This year, the one millionth solar roof system was installed in California. That’s a fifty-fold increase since 2006. It’s a huge milestone, and worth celebrating because solar has been great for the people of California.
Leadership and policy got us to 1 million
We got this far because of some good decisions state leaders made in 2006. Back then, only 20,000 solar installations existed in the entire state. Solar was a great idea, but still too expensive for most people.
Then-Gov. Schwarzenegger and some forward-thinking state lawmakers passed the Million Solar Roofs Initiative (SB 1-Murray). That law set a goal of building a million solar energy systems on homes, schools, farms and businesses throughout the state. It also created a rebate for installing solar.
Combined with a federal tax credit and the expansion of net metering, the upfront cost of solar dropped.
This prompted many people to choose solar, causing the market price of solar to drop. Which prompted even more people to choose solar. A virtuous circle had begun.
By the time the rebate ended in 2016 as planned, the price of solar panels had plummeted from $140/watt to $.40/watt. Now, over 100,000 people are signing up for solar each year.
The cost of installing solar has dropped so much that nearly half of all new solar is going up in neighborhoods at or below the median household income, according to the CA Solar & Storage Association.
Rooftop solar benefits all Californians
Solar is saving you money. It’s also saving all ratepayers money by reducing the burden on the electricity grid. For example:
1) Reduced energy costs for all ratepayers. Rooftop solar reduces the number of people using the grid, lessening the need for expensive infrastructure investments.
For example, state officials in charge of the electricity grid modified or canceled $2.6 billion in transmission projects in 2018, citing both rooftop solar and energy efficiency as the reason.
Rooftop solar also reduces the need to invest in expensive new power plants and other energy sources, and is cheaper to transport than far-away utility energy.
2) Avoided power outages.

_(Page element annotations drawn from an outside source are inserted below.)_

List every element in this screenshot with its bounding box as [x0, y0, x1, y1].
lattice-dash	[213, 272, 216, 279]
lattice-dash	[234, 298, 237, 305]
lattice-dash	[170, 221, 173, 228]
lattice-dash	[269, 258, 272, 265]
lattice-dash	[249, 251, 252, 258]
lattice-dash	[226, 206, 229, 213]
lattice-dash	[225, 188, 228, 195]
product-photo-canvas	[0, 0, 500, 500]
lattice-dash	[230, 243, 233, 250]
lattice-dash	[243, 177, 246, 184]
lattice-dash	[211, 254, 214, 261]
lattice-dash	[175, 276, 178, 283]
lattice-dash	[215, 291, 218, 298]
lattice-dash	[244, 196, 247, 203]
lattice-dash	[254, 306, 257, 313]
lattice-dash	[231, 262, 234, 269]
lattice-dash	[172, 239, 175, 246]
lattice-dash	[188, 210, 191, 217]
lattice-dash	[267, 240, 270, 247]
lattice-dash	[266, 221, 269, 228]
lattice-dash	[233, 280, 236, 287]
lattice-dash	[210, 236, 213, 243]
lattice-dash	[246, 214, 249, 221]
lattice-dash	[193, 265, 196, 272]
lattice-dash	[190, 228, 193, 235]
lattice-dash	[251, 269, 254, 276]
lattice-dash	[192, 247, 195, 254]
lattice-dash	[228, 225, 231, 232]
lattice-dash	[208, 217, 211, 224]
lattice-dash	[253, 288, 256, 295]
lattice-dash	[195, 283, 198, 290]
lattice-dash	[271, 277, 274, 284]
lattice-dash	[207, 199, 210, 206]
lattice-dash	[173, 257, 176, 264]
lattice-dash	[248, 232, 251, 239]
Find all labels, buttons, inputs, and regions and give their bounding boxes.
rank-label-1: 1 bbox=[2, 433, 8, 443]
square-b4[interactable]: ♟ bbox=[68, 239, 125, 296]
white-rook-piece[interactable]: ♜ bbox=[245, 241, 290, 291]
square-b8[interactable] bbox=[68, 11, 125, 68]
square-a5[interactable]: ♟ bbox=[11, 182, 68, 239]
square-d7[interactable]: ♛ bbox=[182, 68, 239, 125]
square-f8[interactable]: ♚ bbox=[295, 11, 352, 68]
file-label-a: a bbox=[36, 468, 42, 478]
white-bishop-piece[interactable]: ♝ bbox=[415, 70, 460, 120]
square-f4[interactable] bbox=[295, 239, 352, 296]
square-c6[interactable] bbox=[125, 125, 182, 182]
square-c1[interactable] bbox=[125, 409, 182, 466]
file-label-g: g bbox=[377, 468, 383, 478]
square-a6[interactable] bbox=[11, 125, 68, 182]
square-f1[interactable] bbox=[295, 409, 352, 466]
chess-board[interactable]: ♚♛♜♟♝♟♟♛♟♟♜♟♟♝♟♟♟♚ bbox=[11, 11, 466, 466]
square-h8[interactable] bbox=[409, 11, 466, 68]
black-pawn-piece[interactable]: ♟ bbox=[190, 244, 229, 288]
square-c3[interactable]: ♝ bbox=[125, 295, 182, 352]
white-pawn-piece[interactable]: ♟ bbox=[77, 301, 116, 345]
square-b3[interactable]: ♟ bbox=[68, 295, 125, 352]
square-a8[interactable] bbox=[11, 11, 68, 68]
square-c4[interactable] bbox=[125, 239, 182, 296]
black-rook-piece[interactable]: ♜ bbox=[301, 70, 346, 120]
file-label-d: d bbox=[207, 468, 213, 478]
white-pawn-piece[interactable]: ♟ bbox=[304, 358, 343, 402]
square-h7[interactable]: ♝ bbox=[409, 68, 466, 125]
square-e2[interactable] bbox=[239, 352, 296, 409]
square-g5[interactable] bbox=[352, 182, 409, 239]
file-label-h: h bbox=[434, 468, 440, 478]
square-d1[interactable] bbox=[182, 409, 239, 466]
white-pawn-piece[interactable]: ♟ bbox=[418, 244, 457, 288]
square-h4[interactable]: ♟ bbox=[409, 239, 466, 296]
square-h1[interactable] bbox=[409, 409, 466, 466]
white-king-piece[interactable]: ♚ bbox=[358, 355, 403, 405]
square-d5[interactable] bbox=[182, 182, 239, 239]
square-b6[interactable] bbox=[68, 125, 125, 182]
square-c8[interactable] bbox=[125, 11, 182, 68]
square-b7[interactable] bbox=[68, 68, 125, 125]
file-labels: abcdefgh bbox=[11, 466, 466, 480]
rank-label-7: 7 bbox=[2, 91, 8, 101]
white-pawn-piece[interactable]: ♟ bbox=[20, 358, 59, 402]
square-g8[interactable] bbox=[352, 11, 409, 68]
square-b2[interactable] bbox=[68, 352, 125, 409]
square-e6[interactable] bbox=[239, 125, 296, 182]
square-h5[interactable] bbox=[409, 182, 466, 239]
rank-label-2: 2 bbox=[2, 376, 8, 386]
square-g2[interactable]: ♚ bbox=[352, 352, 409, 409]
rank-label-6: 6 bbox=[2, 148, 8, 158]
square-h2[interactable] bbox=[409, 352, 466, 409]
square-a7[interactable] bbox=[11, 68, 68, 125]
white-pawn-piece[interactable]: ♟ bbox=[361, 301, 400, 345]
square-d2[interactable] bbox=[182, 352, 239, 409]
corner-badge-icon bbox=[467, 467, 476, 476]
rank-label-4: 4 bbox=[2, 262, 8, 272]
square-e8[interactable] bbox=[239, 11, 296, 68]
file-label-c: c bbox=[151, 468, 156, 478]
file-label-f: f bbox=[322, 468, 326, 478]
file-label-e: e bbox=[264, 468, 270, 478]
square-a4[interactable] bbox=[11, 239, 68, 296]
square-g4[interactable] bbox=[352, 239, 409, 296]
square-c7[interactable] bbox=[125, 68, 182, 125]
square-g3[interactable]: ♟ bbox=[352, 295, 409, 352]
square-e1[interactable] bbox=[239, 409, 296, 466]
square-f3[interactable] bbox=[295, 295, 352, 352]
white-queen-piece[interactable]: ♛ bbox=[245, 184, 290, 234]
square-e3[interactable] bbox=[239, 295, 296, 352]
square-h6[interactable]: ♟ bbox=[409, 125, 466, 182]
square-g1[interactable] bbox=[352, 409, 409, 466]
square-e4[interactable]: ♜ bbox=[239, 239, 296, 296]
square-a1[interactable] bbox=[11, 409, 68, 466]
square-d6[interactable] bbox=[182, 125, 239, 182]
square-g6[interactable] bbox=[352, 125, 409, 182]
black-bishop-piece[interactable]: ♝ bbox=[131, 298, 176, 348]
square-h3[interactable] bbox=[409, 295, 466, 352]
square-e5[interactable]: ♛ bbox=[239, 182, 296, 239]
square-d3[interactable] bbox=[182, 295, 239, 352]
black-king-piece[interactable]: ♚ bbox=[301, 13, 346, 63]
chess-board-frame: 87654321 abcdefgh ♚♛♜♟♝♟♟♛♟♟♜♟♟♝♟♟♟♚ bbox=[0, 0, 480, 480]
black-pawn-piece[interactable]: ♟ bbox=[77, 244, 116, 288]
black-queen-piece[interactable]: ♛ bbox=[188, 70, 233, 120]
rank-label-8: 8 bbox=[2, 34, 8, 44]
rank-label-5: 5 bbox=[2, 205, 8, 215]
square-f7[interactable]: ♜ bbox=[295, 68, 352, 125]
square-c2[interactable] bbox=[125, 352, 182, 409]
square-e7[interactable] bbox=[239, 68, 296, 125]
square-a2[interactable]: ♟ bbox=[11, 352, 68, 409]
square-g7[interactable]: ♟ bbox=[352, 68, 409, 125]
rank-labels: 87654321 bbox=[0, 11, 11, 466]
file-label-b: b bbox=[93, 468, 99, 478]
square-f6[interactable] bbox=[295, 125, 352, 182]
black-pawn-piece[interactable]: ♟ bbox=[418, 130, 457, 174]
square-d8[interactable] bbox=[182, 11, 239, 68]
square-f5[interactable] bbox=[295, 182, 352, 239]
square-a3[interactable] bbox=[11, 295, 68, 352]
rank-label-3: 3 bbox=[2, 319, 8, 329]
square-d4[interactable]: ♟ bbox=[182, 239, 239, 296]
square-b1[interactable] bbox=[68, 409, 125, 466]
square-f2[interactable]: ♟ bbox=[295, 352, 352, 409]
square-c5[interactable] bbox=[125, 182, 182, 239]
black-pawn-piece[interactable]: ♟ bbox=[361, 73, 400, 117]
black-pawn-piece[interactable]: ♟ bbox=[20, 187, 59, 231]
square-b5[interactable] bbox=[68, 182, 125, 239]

Making and storing energy on one’s property is the best way to keep the lights on when the central grid goes down.
With more investments in a smarter grid, rooftop solar and storage can help keep an entire community’s lights on in an emergency.
This is especially important for disabled and medically vulnerable Californians, who currently have few options when the power goes out.
3) A cleaner environment. California’s solar users have produced enough energy to help the state avoid building the equivalent of six natural gas power plants. Your solar has also reduced smog pollution – the equivalent of 3.8 million cars.
It’s time for a new vision: 5 Million Solar Roofs
So what’s next? It took 13 years for California to add a million solar roofs. Imagine if we got to five million in the next ten years! And imagine if most of those systems also have battery storage!
Five million solar roofs would allow even more Californians from all walks of life to put money back in their pockets, reduce the burden on the grid and keep their power on in emergencies.
Clear the obstacles to solar!
Solar is a lot cheaper now than in 2006. But as most solar users are aware, utilities are attacking solar with a vengeance, fearing an end to their monopoly. The utilities’ attacks on solar make it harder and more expensive for people to choose solar.
So if state leaders are serious about empowering five million Californians to make their own energy on their property, they’re going to need to stop the attacks on solar.
Here’s three things they can do:
1) Pass a Solar Bill of Rights that:
– Protects our right to both make solar energy on one’s property and reduce the electricity purchased from the utility.
– Prohibits surprise fees that discriminate against solar users and discourage solar adoptions.
– Reduces red tape that delays solar installations and drives up the cost.
2) Treat solar and storage users like the amazing community assets that they are: protect and expand Net Metering. That’s the credit you get for the extra solar energy you share with the grid. Utility lobbyists have net metering in their sights, and we’re going to have to fight hard to keep it.
It’s silly that we’re fighting to protect net metering. Your extra solar energy is really valuable, and often helps the utility avoid having to build, buy and pipe in energy from far away.
As more people install battery storage, the extra energy becomes even more valuable. That’s because stored energy can be used any time of day, not just when the sun is shining, when the community needs it the most.
3) Make the battery storage rebate as un-bureaucratic as possible. State lawmakers extended the rebate for battery storage for a few more years. This should work the same way the original solar rebate program did, and bring storage prices down. But the program is notorious for its opaque red tape, slow reimbursements and other issues.